Jean-Pierre Raffarin, accompagné d’une délégation de quatre sénateurs français, sont en sol québécois jusqu’au 24 mai, à l’occasion de la Ve réunion annuelle Sénat français et Assemblée nationale. Monsieur Raffarin préside également le Comité français d’organisation des fêtes du 400ième. Monsieur Raffarin avait été le premier, en avril dernier, à évoquer la possibilité que le président Sarkozy, étant lui-même « contre le ni-ni », revienne sur la politique de « non-ingérence, non-indifférence », célèbre formule inventée par le ministre gaulliste Alain Peyrefitte. Depuis, l’ancien premier ministre affirme que ses propos ont fait l’objet d’une « interprétation » et préfère ne plus se laisser aller à analyser à haute voix la pensée du président : « Je ne suis pas le porte-parole du président Sarkozy. Il s’exprime lui-même, il s’est exprimé la semaine dernière et il s’exprimera en terre québécoise en octobre ».

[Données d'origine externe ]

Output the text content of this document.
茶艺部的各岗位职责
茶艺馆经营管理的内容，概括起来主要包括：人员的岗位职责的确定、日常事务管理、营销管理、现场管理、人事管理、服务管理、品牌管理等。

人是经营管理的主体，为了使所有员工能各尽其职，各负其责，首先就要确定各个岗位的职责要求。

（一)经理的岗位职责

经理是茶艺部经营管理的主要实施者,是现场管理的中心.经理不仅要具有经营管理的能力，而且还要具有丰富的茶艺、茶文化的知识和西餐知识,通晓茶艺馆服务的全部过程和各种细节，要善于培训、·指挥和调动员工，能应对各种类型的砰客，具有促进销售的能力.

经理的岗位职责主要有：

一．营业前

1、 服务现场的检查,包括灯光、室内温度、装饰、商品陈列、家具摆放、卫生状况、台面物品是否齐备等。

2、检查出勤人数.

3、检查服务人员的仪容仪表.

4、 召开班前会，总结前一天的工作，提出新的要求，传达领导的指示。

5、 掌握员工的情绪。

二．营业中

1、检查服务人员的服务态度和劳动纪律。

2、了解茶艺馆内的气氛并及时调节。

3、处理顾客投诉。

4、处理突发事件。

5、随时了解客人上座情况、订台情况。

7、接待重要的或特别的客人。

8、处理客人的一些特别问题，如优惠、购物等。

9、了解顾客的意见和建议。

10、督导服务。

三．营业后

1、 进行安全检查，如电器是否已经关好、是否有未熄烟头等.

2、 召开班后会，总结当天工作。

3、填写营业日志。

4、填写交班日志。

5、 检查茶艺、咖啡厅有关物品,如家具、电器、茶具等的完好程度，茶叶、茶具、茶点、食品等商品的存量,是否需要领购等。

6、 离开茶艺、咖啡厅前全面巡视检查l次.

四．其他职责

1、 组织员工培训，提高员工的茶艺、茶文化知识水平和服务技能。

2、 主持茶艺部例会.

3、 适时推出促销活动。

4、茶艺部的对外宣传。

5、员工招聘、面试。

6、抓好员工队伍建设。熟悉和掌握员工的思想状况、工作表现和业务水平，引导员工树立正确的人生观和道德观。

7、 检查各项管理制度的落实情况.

Le ministre Dominique Bussereau, secrétaire d’État aux Transports, s’est démarqué, dimanche à Brouage, de la déclaration du 8 mai dernier, au cimetière canadien de Bény Reviers, du président Sarkozy : « toute formule diplomatique peut être améliorée », tout en ajoutant que : « ce qui il y a du Québec dans le cœur de chacun d’entre nous passe bien au-delà du langage diplomatique, a nuancé cet ancien président de l’Office franco-québécois pour la jeunesse. (…) C’est vrai que nous aimons toujours le Canada, mais cette fraternité que nous avons avec le Québec, elle est dans notre chair ». Outre cette déclaration, le ministre Bussereau a des limites ministérielles bien légitimes qu’il ne peut franchir. Le quotidien montréalais Le Devoir avait affirmé que la nouvelle position du président français avait profondément irrité « plusieurs personnalités depuis longtemps attachées au Québec, notamment l’actuel président de la Cour des comptes, Philippe Séguin ». Le ministre Bussereau a fermement démenti l’existence de tels tiraillements : « Ne venez pas créer en France un débat qui a été créé dans la presse québécoise et qui n’a lieu ni dans l’esprit ni dans le cœur des Français ».

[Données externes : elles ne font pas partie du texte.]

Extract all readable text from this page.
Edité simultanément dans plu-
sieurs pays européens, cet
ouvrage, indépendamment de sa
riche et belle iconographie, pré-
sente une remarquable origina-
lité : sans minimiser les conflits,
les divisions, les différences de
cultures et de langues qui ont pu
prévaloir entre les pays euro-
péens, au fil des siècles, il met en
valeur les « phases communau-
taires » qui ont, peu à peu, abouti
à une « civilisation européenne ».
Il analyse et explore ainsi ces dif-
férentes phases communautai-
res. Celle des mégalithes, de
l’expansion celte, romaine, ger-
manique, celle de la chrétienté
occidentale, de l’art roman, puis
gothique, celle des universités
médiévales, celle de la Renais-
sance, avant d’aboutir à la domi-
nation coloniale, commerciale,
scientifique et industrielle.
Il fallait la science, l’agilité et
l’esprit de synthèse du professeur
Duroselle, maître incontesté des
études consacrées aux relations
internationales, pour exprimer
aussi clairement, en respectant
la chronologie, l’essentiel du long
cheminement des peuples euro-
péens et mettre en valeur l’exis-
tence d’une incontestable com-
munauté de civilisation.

Quelque 500 000 touristes visitent chaque année Brouage, village natal de Samuel de Champlain. Le premier ministre Jean Charest avait comparé la visite de Brouage par un Québécois à un « retour aux sources », écrit Simon Boivin du quotidien La Presse. « Tout le monde chez nous rêve de visiter votre commune. C’est un pèlerinage pour nous », a dit M. Charest.

Louise Beaudoin, ancienne ministre des relations internationales sous le gouvernement de René Lévesque, est maintenant chargée des questions de francophonie internationale, et professeure invitée au Département des littératures de langue française de l’Université de Montréal. Ce mardi, elle a publié un texte dans le quotidien Le Devoir. « Nicolas Sarkozy souhaiterait, si on comprend bien le sens de sa nouvelle doctrine de l’amour universel, que la France demeure dorénavant neutre en toutes circonstances et n’appuie plus jamais le Québec dès le moindre froncement de sourcils du côté d’Ottawa.[…] Croit-il vraiment qu’il n’y aura plus jamais de litiges entre Québec et Ottawa, que l’Histoire se figera et que la France n’aura plus à choisir le Québec comme l’ont fait, lorsque c’était nécessaire, tous ses prédécesseurs depuis Charles de Gaulle ? »

Madame Beaudoin poursuit : « Nicolas Sarkozy prétendait vouloir rompre avec la politique étrangère de la France parce qu’elle était trop soumise à des intérêts mercantiles et pas assez sensible aux violations des droits de la personne à travers le monde. Ce qui est sûrement vrai et ce qui méritait, en effet, en Afrique et ailleurs, des changements réels. Puis vinrent le colonel Kadhafi, de la Lybie, qui planta sa tente pendant une semaine tout à côté des Champs-Élysées, et ensuite le président Bongo, du Gabon, qui obtint la tête du secrétaire d’État à la Coopération et à la Francophonie, J.-M. Bockel, celui-ci ayant eu le malheur d’annoncer l’acte de décès de la Françafrique. Depuis, comme l’a écrit Le Monde, la diplomatie de la France est devenue littéralement schizophrène ».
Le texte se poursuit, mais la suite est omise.